Pero un centro social no es un centro ciudadano municipal, ni una sala de usos múltiples, ni siquiera un ateneo. No es un contenedor cultural que cede espacios, ni en ellos ha lugar a la burocratización de la cogestión. Los centros sociales, como instituciones del común, no tienen sustituto alguno. No cabe aquí hacer, por enésima vez, un relato de todo lo que puede un centro social. Basta con decir que, en el actual contexto de expolio neoliberal y hegemonía del poder financiero, son un ejemplo claro de ruptura con las lógicas de la acumulación por desposesión, impulsado fenómenos de reapropación de bienes comunes y dinámicas de creación de redes solidarias. En los casos concretos de La Ingobernable y La Casa Invisible, dos centros sociales situados en los respectivos centros de sus ciudades, nos hallamos, además, ante dispositivos clave contra la gentrificación y turistización. Se encuentran en el núcleo del espacio en pugna de la colonialidad urbana. No es cosa baladí: esta naturaleza resistencial y generadora de contrapoder tiene amplias posibilidades de expansión y reproducción a partir del conflicto social. Conviene, por tanto, saber que sin centros sociales como La Ingobernable o La Casa Invisible hay poco margen para la transformación social y la radicalidad democrática a la que, se supone, aspiramos.

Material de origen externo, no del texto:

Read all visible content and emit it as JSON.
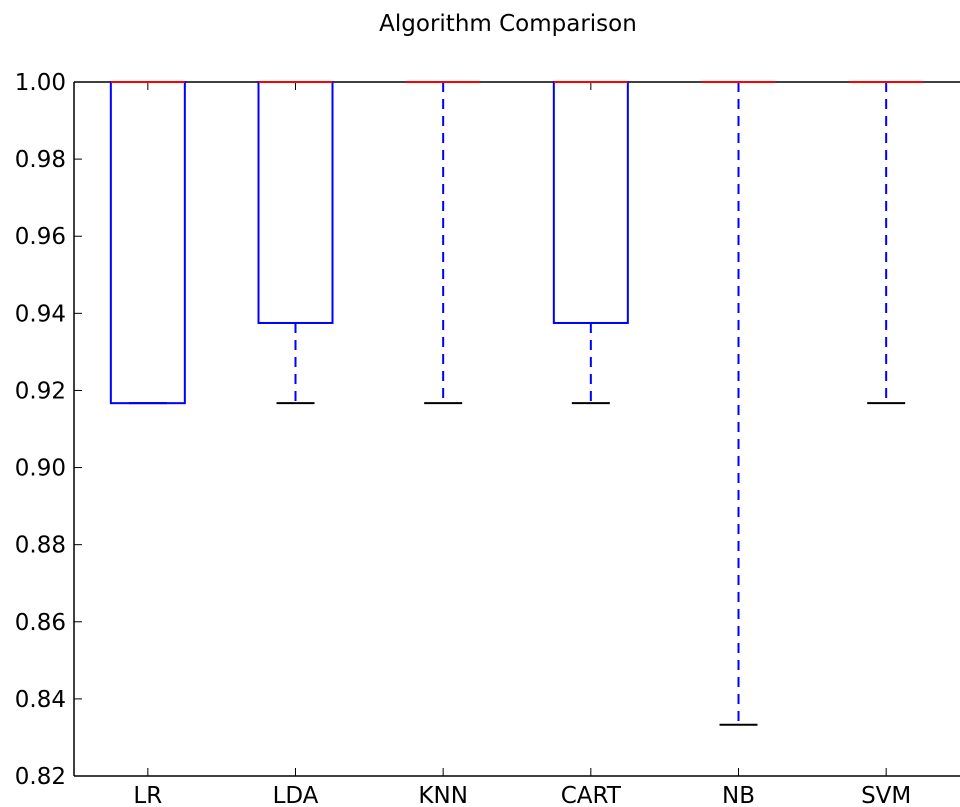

Si no hay gobierno municipal que apueste por el virtuosismo de facilitar, ya no digo siquiera fomentar, fórmulas de autogobierno, si no hay candidatura que defina cuáles son sus objetivos de cambio, pudiendo así encontrar de nuevo alianzas y complicidades con los movimientos sociales y las experiencias autónomas, difícilmente se va a poder generar ningún tipo de marco transformador que sobreviva al mantra gobernista de la buena gestión. Menos aún podrá existir un imaginario fuerte para la impugnación del actual estado de las cosas. El derecho a la intervención en lo urbano y al disfrute expansivo de lo comunal, es decir, el derecho a la ciudad, no está siendo atacado por la ideología neoliberal por casualidad. Inocular el virus de la competencia social es más fácil sin espacios de apoyo mutuo y sin dispositivos radicalmente democráticos como los centros sociales. La reapropiación de lo público-común debería, por tanto, ser una estrategia asumida también por toda institución con vocación emancipadora y con aspiraciones a construir un cuerpo social verdaderamente democrático. Es hora, pues, de abandonar el fetichismo legalista y ponerse a pensar estrategias para conquistar de una vez por todas un derecho para los espacios del común.